Concurrently, tech-related business failures were on the upswing. On the one hand, the situation increased business opportunities for Oppenheimer Wolff & Donnelly. During the 1990s the firm had developed business in the area of restructuring public companies, preparing them for the escalation of bankruptcies on both coasts. But dot-com failures had a withering effect on NASDAQ and the flow of private capital into the high-tech industry.

Michael Bleck, who had led Oppenheimer's drive to the technology track, retired from his position as CEO in 2001. One hundred attorneys practiced in California. Technology clients were bringing in more than half of the firm's revenue. Under Bleck's six years of leadership, Oppenheimer's revenue had grown from $60 million to $120 million, according to the Star Tribune.

The technology meltdown devastated Oppenheimer's intellectual property practice. The firm closed its Palo Alto office at the end of May 2003 and concurrently shut the doors in New York. Amid rumors about the firm's demise, Oppenheimer determined that it would downsize, leaving only its Minneapolis office open. "Its offices in Paris, Brussels and Geneva are for sale, office furniture included," reported David Phelps for the Star Tribune in June 2003. The Orange County office was scheduled to close in mid-July.
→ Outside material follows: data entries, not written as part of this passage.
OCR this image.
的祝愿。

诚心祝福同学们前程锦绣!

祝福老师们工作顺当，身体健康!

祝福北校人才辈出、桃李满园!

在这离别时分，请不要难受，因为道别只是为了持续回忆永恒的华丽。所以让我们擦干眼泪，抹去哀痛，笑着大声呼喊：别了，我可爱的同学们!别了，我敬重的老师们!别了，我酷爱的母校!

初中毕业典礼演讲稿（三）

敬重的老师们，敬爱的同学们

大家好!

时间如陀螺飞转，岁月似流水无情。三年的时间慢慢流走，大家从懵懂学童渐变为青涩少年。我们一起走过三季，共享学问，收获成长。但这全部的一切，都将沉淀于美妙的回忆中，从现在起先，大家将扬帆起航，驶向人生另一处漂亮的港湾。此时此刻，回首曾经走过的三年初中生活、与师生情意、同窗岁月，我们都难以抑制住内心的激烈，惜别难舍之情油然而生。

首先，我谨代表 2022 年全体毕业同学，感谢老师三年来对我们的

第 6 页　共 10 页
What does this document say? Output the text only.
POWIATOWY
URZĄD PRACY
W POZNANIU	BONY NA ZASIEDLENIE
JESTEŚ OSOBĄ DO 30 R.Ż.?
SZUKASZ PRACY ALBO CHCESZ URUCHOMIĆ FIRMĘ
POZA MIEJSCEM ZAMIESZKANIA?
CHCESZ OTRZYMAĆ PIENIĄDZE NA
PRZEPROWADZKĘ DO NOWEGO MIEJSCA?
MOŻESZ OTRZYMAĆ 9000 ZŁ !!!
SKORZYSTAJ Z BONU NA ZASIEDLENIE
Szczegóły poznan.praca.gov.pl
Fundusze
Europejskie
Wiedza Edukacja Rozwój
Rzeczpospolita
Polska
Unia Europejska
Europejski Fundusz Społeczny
While Oppenheimer ranked fifth among Twin Cities law firms in 2002, the reorganization dropped the firm to about tenth in size, with about 120 attorneys in Minneapolis. The firm had left the city of its birth, St. Paul, entirely during 2000. Since Oppenheimer's Minneapolis office had continued to pull in profits even as the satellite offices struggled, the partners believed the firm could continue on successfully as a local firm.
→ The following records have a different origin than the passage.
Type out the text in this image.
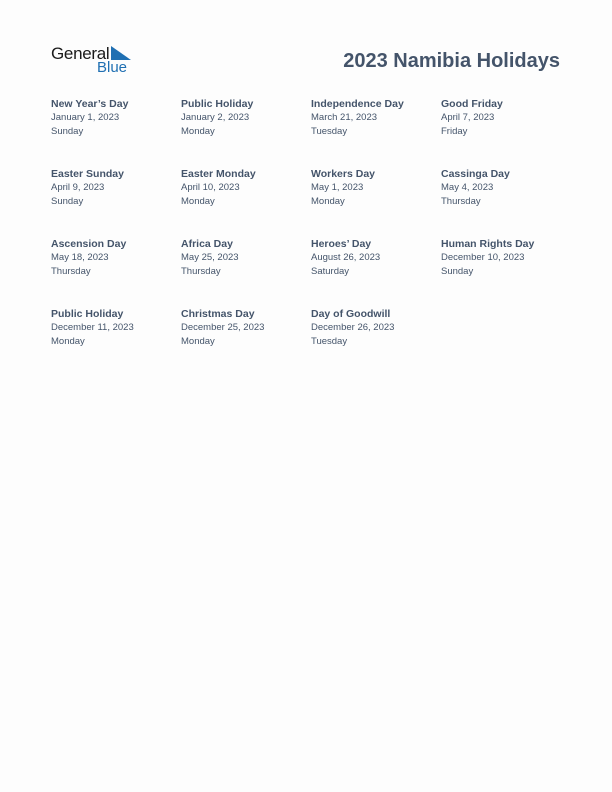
General
Blue	2023 Namibia Holidays
New Year’s Day
January 1, 2023
Sunday
Public Holiday
January 2, 2023
Monday
Independence Day
March 21, 2023
Tuesday
Good Friday
April 7, 2023
Friday
Easter Sunday
April 9, 2023
Sunday
Easter Monday
April 10, 2023
Monday
Workers Day
May 1, 2023
Monday
Cassinga Day
May 4, 2023
Thursday
Ascension Day
May 18, 2023
Thursday
Africa Day
May 25, 2023
Thursday
Heroes’ Day
August 26, 2023
Saturday
Human Rights Day
December 10, 2023
Sunday
Public Holiday
December 11, 2023
Monday
Christmas Day
December 25, 2023
Monday
Day of Goodwill
December 26, 2023
Tuesday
The new and much smaller Oppenheimer Wolff & Donnelly achieved its revenue goals during the year following the reorganization, according to a September 2004 ABA article. Continued stability, not a return to growth, was in its immediate future.
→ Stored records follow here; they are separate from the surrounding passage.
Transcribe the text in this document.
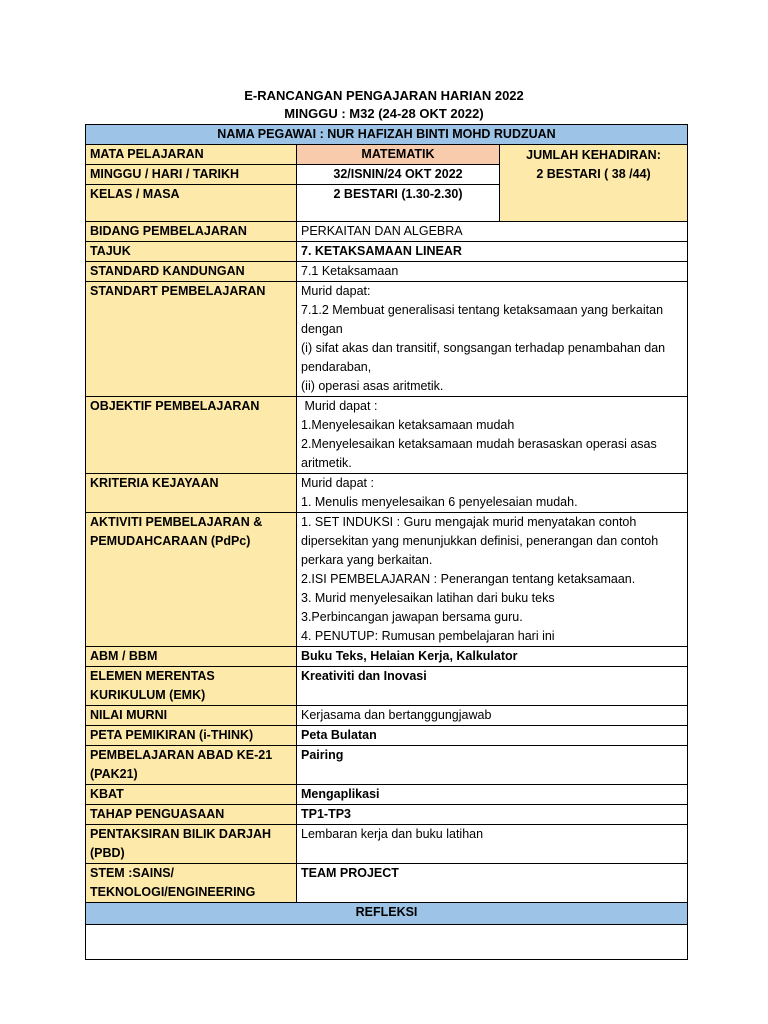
E-RANCANGAN PENGAJARAN HARIAN 2022
MINGGU : M32 (24-28 OKT 2022)
NAMA PEGAWAI : NUR HAFIZAH BINTI MOHD RUDZUAN		
MATA PELAJARAN	MATEMATIK	JUMLAH KEHADIRAN:
2 BESTARI ( 38 /44)

MINGGU / HARI / TARIKH	32/ISNIN/24 OKT 2022	
KELAS / MASA	2 BESTARI (1.30-2.30)	
BIDANG PEMBELAJARAN	PERKAITAN DAN ALGEBRA	
TAJUK	7. KETAKSAMAAN LINEAR	
STANDARD KANDUNGAN	7.1 Ketaksamaan	
STANDART PEMBELAJARAN	Murid dapat:
7.1.2 Membuat generalisasi tentang ketaksamaan yang berkaitan dengan
(i) sifat akas dan transitif, songsangan terhadap penambahan dan pendaraban,
(ii) operasi asas aritmetik.	

OBJEKTIF PEMBELAJARAN	Murid dapat :
1.Menyelesaikan ketaksamaan mudah
2.Menyelesaikan ketaksamaan mudah berasaskan operasi asas aritmetik.	

KRITERIA KEJAYAAN	Murid dapat :
1. Menulis menyelesaikan 6 penyelesaian mudah.	

AKTIVITI PEMBELAJARAN & PEMUDAHCARAAN (PdPc)	1. SET INDUKSI : Guru mengajak murid menyatakan contoh dipersekitan yang menunjukkan definisi, penerangan dan contoh perkara yang berkaitan.
2.ISI PEMBELAJARAN : Penerangan tentang ketaksamaan.
3. Murid menyelesaikan latihan dari buku teks
3.Perbincangan jawapan bersama guru.
4. PENUTUP: Rumusan pembelajaran hari ini	

ABM / BBM	Buku Teks, Helaian Kerja, Kalkulator	
ELEMEN MERENTAS KURIKULUM (EMK)	Kreativiti dan Inovasi	
NILAI MURNI	Kerjasama dan bertanggungjawab	
PETA PEMIKIRAN (i-THINK)	Peta Bulatan	
PEMBELAJARAN ABAD KE-21 (PAK21)	Pairing	
KBAT	Mengaplikasi	
TAHAP PENGUASAAN	TP1-TP3	
PENTAKSIRAN BILIK DARJAH (PBD)	Lembaran kerja dan buku latihan	
STEM :SAINS/ TEKNOLOGI/ENGINEERING	TEAM PROJECT	
REFLEKSI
Principal Competitors: Cooley Godward; Howrey Simon Arnold & White.

Chronology

  • Key Dates:
  • 1886: Daniel W. Lawler and Edmund S. Durment found a law firm in St. Paul, Minnesota.
  • 1913: William H. Oppenheimer joins the firm.
  • 1925: The firm is renamed Oppenheimer Dickson Hodgson Brown and Donnelly.
  • 1957: The firm takes on start-up company Control Data Corporation (CDC) as a client.
  • 1968: The CDC antitrust lawsuit against IBM is initiated.
  • 1972: Oppenheimer is nationally known for work with technology companies.
  • 1973: The firm relocates to Minneapolis.
  • 1983: Oppenheimer opens a Washington, D.C. office, beginning a geographical expansion drive.
  • 1996: Another expansion drive begins, with growth on both the East and West Coasts.
  • 2001: The technology industry meltdown devastates the firm's intellectual property practice.
  • 2003: The firm's offices outside of Minneapolis are closed.